ALP-instructed assembly of peptides induces tumor apoptosis without harming normal tissues. (A and B) Representative images of (A) HE staining and (B) TUNEL staining of the dissected tumors from nude mice treated with 1P or saline for 4 weeks. Scale bar, 50 μm. (C) Quantification of TUNEL signals in (B). (D) Images of HE staining of major organs (heart, liver, spleen, kidney, and lung) harvested after treating the osteosarcoma-bearing nude mice, established by Saos2-lung cells, with 1P or saline for 4 weeks. Scale bar, 50 μm.

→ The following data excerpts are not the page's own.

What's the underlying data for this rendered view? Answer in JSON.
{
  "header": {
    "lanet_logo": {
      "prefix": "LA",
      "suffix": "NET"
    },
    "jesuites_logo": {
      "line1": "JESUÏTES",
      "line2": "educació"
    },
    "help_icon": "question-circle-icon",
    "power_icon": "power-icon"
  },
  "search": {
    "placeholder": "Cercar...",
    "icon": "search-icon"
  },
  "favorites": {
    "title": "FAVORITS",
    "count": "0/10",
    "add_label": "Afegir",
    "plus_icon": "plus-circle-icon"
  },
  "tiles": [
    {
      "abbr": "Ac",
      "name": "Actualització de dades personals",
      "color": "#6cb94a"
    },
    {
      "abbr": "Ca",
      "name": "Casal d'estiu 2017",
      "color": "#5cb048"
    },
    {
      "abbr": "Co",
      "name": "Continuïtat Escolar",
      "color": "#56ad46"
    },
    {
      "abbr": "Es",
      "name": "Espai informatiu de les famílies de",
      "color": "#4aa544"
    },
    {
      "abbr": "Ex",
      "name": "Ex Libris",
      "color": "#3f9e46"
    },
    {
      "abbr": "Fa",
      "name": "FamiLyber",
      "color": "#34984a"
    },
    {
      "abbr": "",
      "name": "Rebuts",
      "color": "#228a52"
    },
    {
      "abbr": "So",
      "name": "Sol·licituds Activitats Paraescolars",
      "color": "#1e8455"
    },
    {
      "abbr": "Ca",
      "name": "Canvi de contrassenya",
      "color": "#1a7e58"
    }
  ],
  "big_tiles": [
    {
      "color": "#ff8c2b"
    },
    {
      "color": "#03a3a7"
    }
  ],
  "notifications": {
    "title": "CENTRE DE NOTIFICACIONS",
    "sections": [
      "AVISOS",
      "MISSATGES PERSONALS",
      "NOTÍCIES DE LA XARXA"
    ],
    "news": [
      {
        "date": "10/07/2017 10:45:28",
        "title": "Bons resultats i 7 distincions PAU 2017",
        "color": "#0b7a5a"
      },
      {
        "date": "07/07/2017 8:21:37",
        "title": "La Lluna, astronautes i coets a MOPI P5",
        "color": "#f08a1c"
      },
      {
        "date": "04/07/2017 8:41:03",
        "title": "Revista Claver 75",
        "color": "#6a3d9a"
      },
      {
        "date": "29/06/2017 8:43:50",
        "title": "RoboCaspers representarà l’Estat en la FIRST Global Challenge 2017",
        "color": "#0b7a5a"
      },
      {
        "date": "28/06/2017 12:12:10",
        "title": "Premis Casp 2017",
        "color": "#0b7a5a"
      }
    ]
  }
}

Structural Analogs for target validation

To validate the target (ALP) through molecular design,³¹ we synthesized another two ALP cleavage precursors Nap-ffy_p^hR (2P)³² and Npx-ffy_p^hR (3P, Npx is naproxen)³³ and evaluated their anticancer activities in vitro and in vivo. The in vitro assay reveals that the anticancer efficacy of the precursors against osteosarcoma cells follows the order of 1P > 2P > 3P (Figs. S7 and S8). Compared with 1P, 2P and 3P exhibit reduced selectivity for targeting osteosarcoma cells over hepatocyte cells (Fig. S8), agreeing with that the esterases in liver cells are unable to act on them. These results address the importance of ester bonds in the molecule design of 1P, which not only increases the efficacy of 1P, but also enables the dissociation of assemblies by esterase in hepatocyte cells to result in minimized cytotoxicity to hepatocyte cells. Although 2P and 3P also inhibit the tumor growth in the orthotopic mouse model of osteosarcoma, their inhibitory efficacies follow the same trend of the in vitro assay (Figs. S9 and 10). These results, nevertheless, indicate that integrating the molecular design of small molecule for instructed-assembly with bioinformatics (e.g., overexpression of CES in liver³⁴) opens a new window for precision medicine and minimizing the side effect.

Conclusion

In conclusion, this work demonstrates enzyme-instructed supramolecular assemblies of peptides to target immunosuppressive tumors in vivo. Although this work used osteosarcoma, the principle demonstrated here should be applicable to any other ALP expressing tumors, like high-grade serous ovarian cancer OVSAHO.²⁵ Since aggregation of small molecules is a general phenomenon³⁵, this work, which relies on assemblies of small molecules, may lead a way to resurrect drug candidates discarded due to aggregations because the formation of in-situ assemblies in tumor could reduce the diffusion and enhance the tumor retention. Moreover, a major obstacle in anticancer nanomedicine is liver accumulation, which currently is circumvented by using cells to carry the nanoparticles.³⁶ The approach in this work allows precursors to be soluble monomers before they reach tumor and form nanofibrils in-situ at the tumor, thus would minimize the liver accumulation.

EXPERIMENTAL PROCEDURES

Full experimental procedures are provided in the Supplemental Information.